Why not stay in a hotel that offers a room with a view. One of my favorite hotels (and very reasonably priced for Paris) is the Hotel Brighton, which is located right next to the Jardins Tuileries and offers a stunning city view that includes Le Louvre and the Tour Eiffel.
Skip your hotel breakfast and instead head out to a local boulangerie or patisserie for some fresh, hot bread or pastries.

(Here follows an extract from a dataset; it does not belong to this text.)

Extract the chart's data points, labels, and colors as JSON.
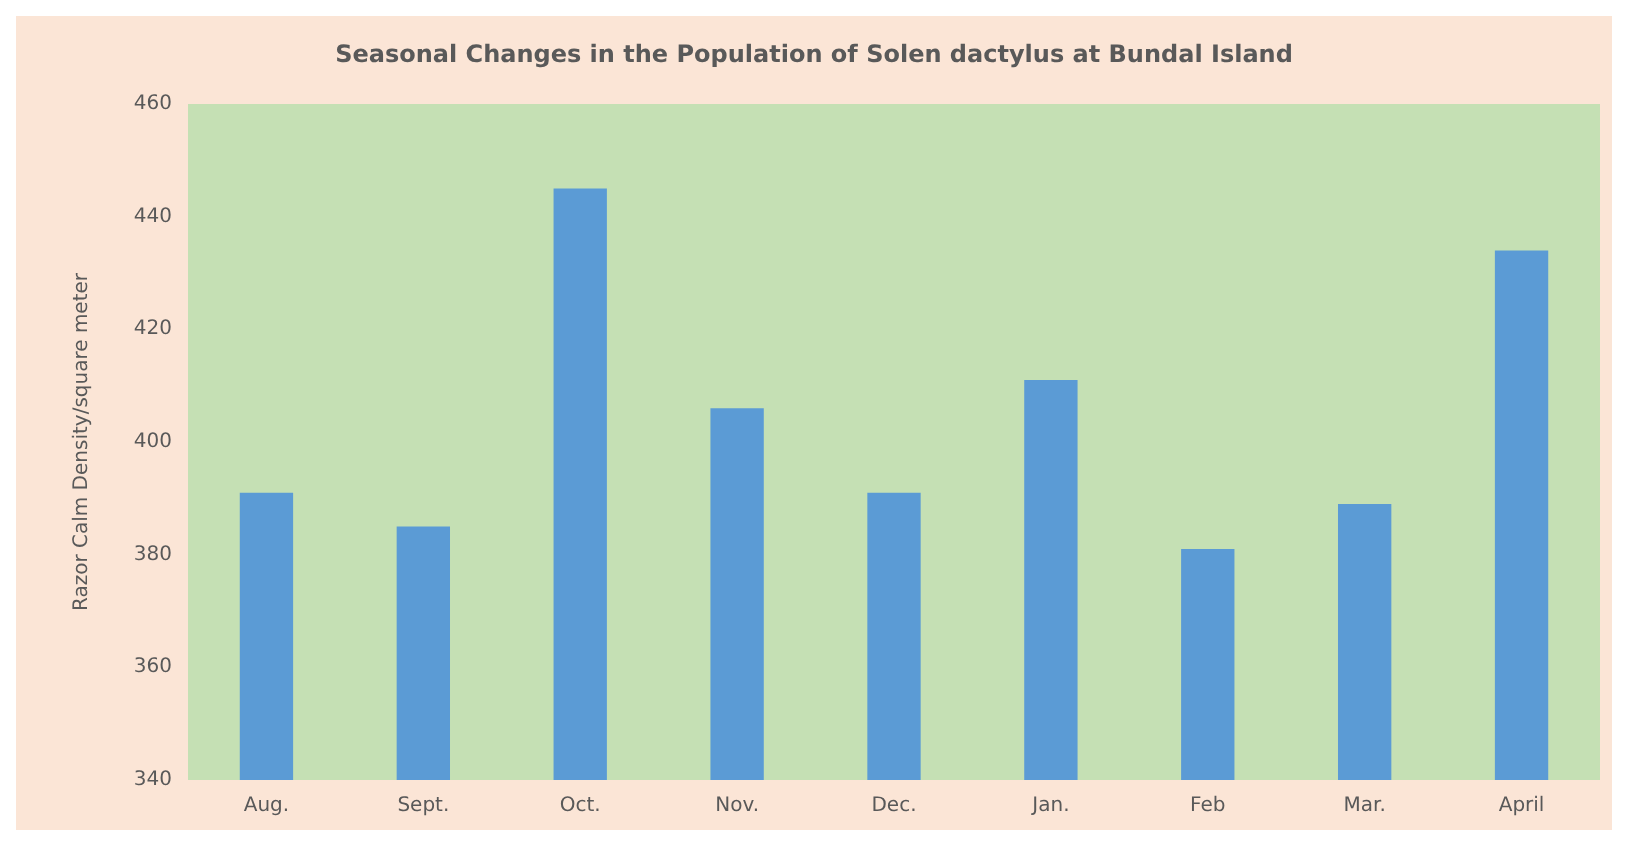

For lunch and dinner there are so many places to choose from. Most arrondissements have their local favorites – so ask your hotel concierge for some recommendations. However, some of our favorite local haunts are Leo le Lion and Les Deux Abeilles in the 7th or Le Taxi Jaune in the 3rd. Alternatively, why not consider splurging on a meal at a renowned establishment like L’Arpege (which came in 19th place on Restaurant magazine’s “World’s 50 Best Restaurants list” last year), Le Taillevent (which won the best food category in Zagat’s 2012/2013 Paris Restaurants Guide), or La Tour d’Argent (which was the inspiration for the restaurant featured in Pixar’s movie, Ratatouille). Some less well-known but equally excellent establishments are Guy Savoy’s Les Bouquinistes or, if you’re craving “steak frites,” you should definitely check out the original Relais de Venise in the 17th.
It is true that Le Louvre is absolutely fabulous. However why not dodge the crowds and head to the nearby Musee de l‘Orangerie instead? It houses an amazing collection of impressionist and post-impressionist paintings (from the likes of Renoir, Picasso, Rousseau and Matisse), not to mention one of Claude Monet’s most celebrated achievements: Les Nymphéas. Another great museum is the Musee D’Orsay which is home to all kinds of French art created between 1848 and 1914 (including paintings, sculptures, furniture, photography, and architectural drawings).
Like New York, Paris never sleeps and there are plenty of entertainment options for those looking to burn the midnight oil. Why not start your evening with a dinner-and-a-show event, like Moulin Rouge or Paradis Latin? Even though these famous venues are pricey, there is a reason why they are so popular with tourists. Just make sure you book in advance!
However if you are looking for a quiet drink, perhaps Le Fumoir is more your style?
Paris is definitely a city that you can and should explore by foot, if at all possible. And the metro makes it easy to get from one neighborhood to another.